Possibly something like tariffs could bring them to our TV thinking. If they harvest elephants and other endangered wildlife, tourists and other trade goes away. They won’t get both from other nations. They don’t know the wealth they have in LIVE wildlife and keeping them alive. They don’t have meaningful technology or even universities. Your wildlife is a blessing!
What a complete load of racist, uninformed rubbish. Namibia has legal hunting but also is one of the most popular high end tourism in the world, not just Africa. As for “They don’t have meaningful technology or even universities”, that is ignorant rubbish. Some of the best universities outside Western Europe and N America are found in sub-Saharan Africa. Any more offensive posts like that and you are permanently banned from this site.
This space is a very positive counterpoint for those who want to get information well positioned, serving those who feel the land at their feet, survive, develop projects.
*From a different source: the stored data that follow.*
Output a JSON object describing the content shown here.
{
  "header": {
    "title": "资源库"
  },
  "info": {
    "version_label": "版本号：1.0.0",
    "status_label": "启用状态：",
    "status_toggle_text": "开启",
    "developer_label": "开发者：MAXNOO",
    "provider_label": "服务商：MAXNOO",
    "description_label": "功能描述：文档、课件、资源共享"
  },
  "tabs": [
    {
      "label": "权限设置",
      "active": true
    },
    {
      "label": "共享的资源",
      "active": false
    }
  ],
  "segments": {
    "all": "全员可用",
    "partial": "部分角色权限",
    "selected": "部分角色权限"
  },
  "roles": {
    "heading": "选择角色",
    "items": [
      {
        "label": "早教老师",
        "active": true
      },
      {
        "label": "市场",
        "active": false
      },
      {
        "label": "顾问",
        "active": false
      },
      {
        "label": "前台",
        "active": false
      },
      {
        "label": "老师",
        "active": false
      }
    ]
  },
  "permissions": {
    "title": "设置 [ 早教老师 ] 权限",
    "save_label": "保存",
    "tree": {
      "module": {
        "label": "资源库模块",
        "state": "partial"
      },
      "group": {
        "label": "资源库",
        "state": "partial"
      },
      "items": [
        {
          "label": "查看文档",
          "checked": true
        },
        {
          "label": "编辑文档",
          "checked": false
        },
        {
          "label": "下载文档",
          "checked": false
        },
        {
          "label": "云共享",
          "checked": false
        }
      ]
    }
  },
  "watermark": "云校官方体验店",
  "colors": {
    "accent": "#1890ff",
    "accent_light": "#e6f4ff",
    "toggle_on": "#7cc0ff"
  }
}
Difficult to respond to comments filled with conservation fantasies, irradiated and inflamed by animal rights and welfare guidelines, which in a prejudicial way aim to impose their positions on the wild habitat and wildlife, negatively impacting genuine conservation efforts.
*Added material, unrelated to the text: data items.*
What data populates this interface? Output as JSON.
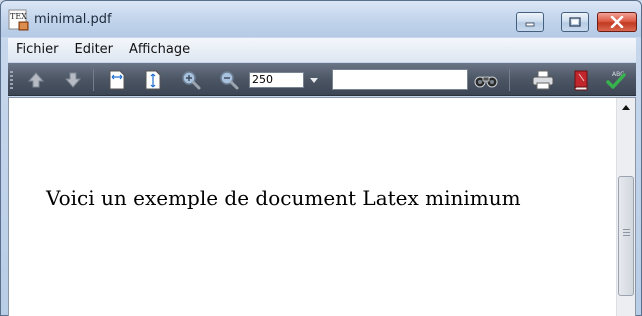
{
  "window": {
    "title": "minimal.pdf",
    "app_icon": "tex-icon"
  },
  "menu": {
    "items": [
      "Fichier",
      "Editer",
      "Affichage"
    ]
  },
  "toolbar": {
    "zoom_value": "250",
    "search_placeholder": "",
    "icons": [
      "arrow-up-icon",
      "arrow-down-icon",
      "fit-width-icon",
      "fit-height-icon",
      "zoom-in-icon",
      "zoom-out-icon",
      "find-binoculars-icon",
      "print-icon",
      "book-icon",
      "spellcheck-icon"
    ]
  },
  "document": {
    "text": "Voici un exemple de document Latex minimum"
  },
  "colors": {
    "toolbar_bg": "#4c5665",
    "close_button": "#c23a22",
    "titlebar": "#c3d5ec"
  }
}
Certain comments are, from the point of view of sustainability, a real attack on common sense. Mihares of people read more of the same, follow a doctrine and therefore tend to have a single, light and simplistic view of the serious and complex problems that the establishment of the huge TFCA – Kavango Zambezi has to face. They do not know the colossal size of this challenge, aggravated each year by the increasing population increase and its natural expansion by the search for more land, causing more HWC.
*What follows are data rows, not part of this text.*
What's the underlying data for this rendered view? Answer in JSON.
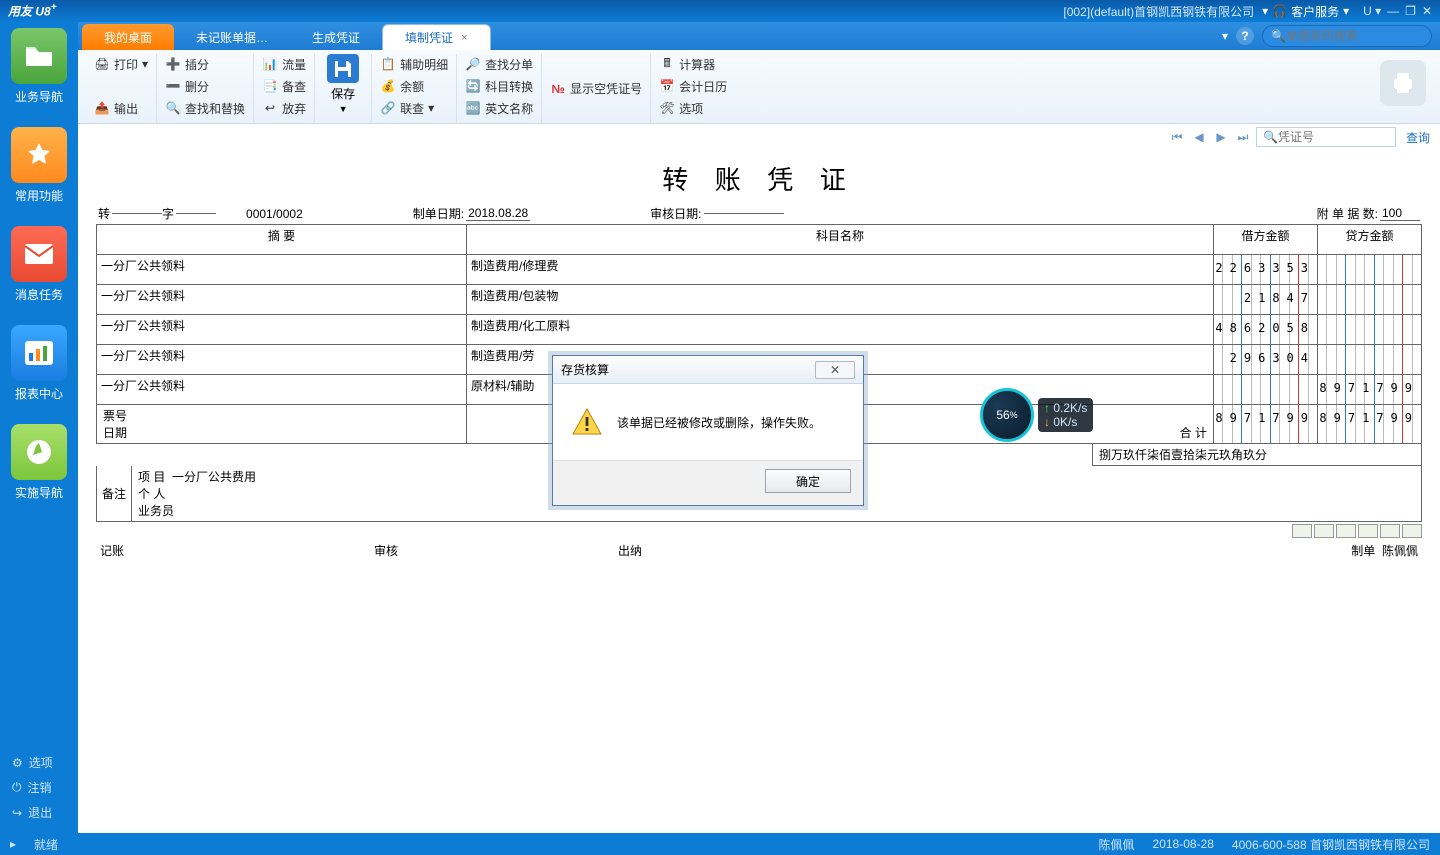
{
  "titlebar": {
    "logo": "用友 U8",
    "logo_sup": "+",
    "company": "[002](default)首钢凯西钢铁有限公司",
    "service": "客户服务",
    "u": "U"
  },
  "sidebar": {
    "items": [
      {
        "label": "业务导航"
      },
      {
        "label": "常用功能"
      },
      {
        "label": "消息任务"
      },
      {
        "label": "报表中心"
      },
      {
        "label": "实施导航"
      }
    ],
    "footer": [
      {
        "label": "选项"
      },
      {
        "label": "注销"
      },
      {
        "label": "退出"
      }
    ]
  },
  "tabs": [
    {
      "label": "我的桌面"
    },
    {
      "label": "未记账单据…"
    },
    {
      "label": "生成凭证"
    },
    {
      "label": "填制凭证"
    }
  ],
  "search_placeholder": "单据条码搜索",
  "ribbon": {
    "g1": [
      {
        "l": "打印"
      },
      {
        "l": "输出"
      }
    ],
    "g2": [
      {
        "l": "插分"
      },
      {
        "l": "删分"
      },
      {
        "l": "查找和替换"
      }
    ],
    "g3": [
      {
        "l": "流量"
      },
      {
        "l": "备查"
      },
      {
        "l": "放弃"
      }
    ],
    "save": "保存",
    "g4": [
      {
        "l": "辅助明细"
      },
      {
        "l": "余额"
      },
      {
        "l": "联查"
      }
    ],
    "g5": [
      {
        "l": "查找分单"
      },
      {
        "l": "科目转换"
      },
      {
        "l": "英文名称"
      }
    ],
    "showEmpty": "显示空凭证号",
    "g6": [
      {
        "l": "计算器"
      },
      {
        "l": "会计日历"
      },
      {
        "l": "选项"
      }
    ]
  },
  "nosearch_placeholder": "凭证号",
  "query_label": "查询",
  "voucher": {
    "title": "转 账 凭 证",
    "zhuanzi": "转",
    "zi": "字",
    "no": "0001/0002",
    "make_date_lbl": "制单日期:",
    "make_date": "2018.08.28",
    "audit_date_lbl": "审核日期:",
    "audit_date": "",
    "attach_lbl": "附 单 据 数:",
    "attach": "100",
    "cols": {
      "summary": "摘 要",
      "subject": "科目名称",
      "debit": "借方金额",
      "credit": "贷方金额"
    },
    "rows": [
      {
        "s": "一分厂公共领料",
        "k": "制造费用/修理费",
        "d": "2263353",
        "c": ""
      },
      {
        "s": "一分厂公共领料",
        "k": "制造费用/包装物",
        "d": "21847",
        "c": ""
      },
      {
        "s": "一分厂公共领料",
        "k": "制造费用/化工原料",
        "d": "4862058",
        "c": ""
      },
      {
        "s": "一分厂公共领料",
        "k": "制造费用/劳",
        "d": "296304",
        "c": ""
      },
      {
        "s": "一分厂公共领料",
        "k": "原材料/辅助",
        "d": "",
        "c": "8971799"
      }
    ],
    "total_lbl": "合 计",
    "total_d": "8971799",
    "total_c": "8971799",
    "ticket_no": "票号",
    "ticket_date": "日期",
    "cn_amount": "捌万玖仟柒佰壹拾柒元玖角玖分",
    "remark_lbl": "备注",
    "project_lbl": "项 目",
    "project_val": "一分厂公共费用",
    "person_lbl": "个 人",
    "biz_lbl": "业务员",
    "bk": "记账",
    "audit": "审核",
    "cashier": "出纳",
    "maker_lbl": "制单",
    "maker": "陈佩佩"
  },
  "dialog": {
    "title": "存货核算",
    "msg": "该单据已经被修改或删除，操作失败。",
    "ok": "确定"
  },
  "net": {
    "pct": "56",
    "unit": "%",
    "up": "0.2K/s",
    "down": "0K/s"
  },
  "status": {
    "ready": "就绪",
    "user": "陈佩佩",
    "date": "2018-08-28",
    "hotline": "4006-600-588 首钢凯西钢铁有限公司"
  }
}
And many are campaigning to boycott tourism. Inconsequential.
The COP 18 SRI LANKA is coming, the common guidelines between these countries plus South Africa, formally established in bloc, will have much more force and legitimacy to safeguard their interests, countering the countries (free of elephants) that call themselves protectors of the species.
Actually the site has not given facts or figures only botswana point of view
Yes I’m sure that the problem is complicated and perhaps some wildlife has to be culled in the end
But what trophy hunting is about is money blood lust and egos and nothing to do with conservation
By permitting this to happen you are perpetuating their need to kill
There are other ways to help animals and man to live together and these should be pursued instead
As the botswana government are not going to listen to forgein opinions I will add my ideas (which I am sure will be ignored)
If trophy hunting takes place they should make a rule that the ‘hunter’ who kills must eat the animal on his own and not be allowed any other food until it has all gone
Another idea is to have these hunters pay instead to hunt the poachers This must create a thrill for them and the poachers are not innocent of crime unlike the wild animal.They could fire taser guns as I am opposed to the death penalty!!
If animals have to be culled it should be by rangers not foreigners
I would like some official to say what will the revenue raised be spent on.
Will it be going to help the poorer people of the country will they be transparent and have facts and figures ready to be audited
Trophy hunting is wrong and most NORMAL people know this
I’m not prepared to have this abusive and shouty behaviour with anyone believing in sustainability described as effectively abnormal. As for your idea of hunters paying to hunt poor people forced to poach by need, that is totally unacceptable and you are banned forthwith.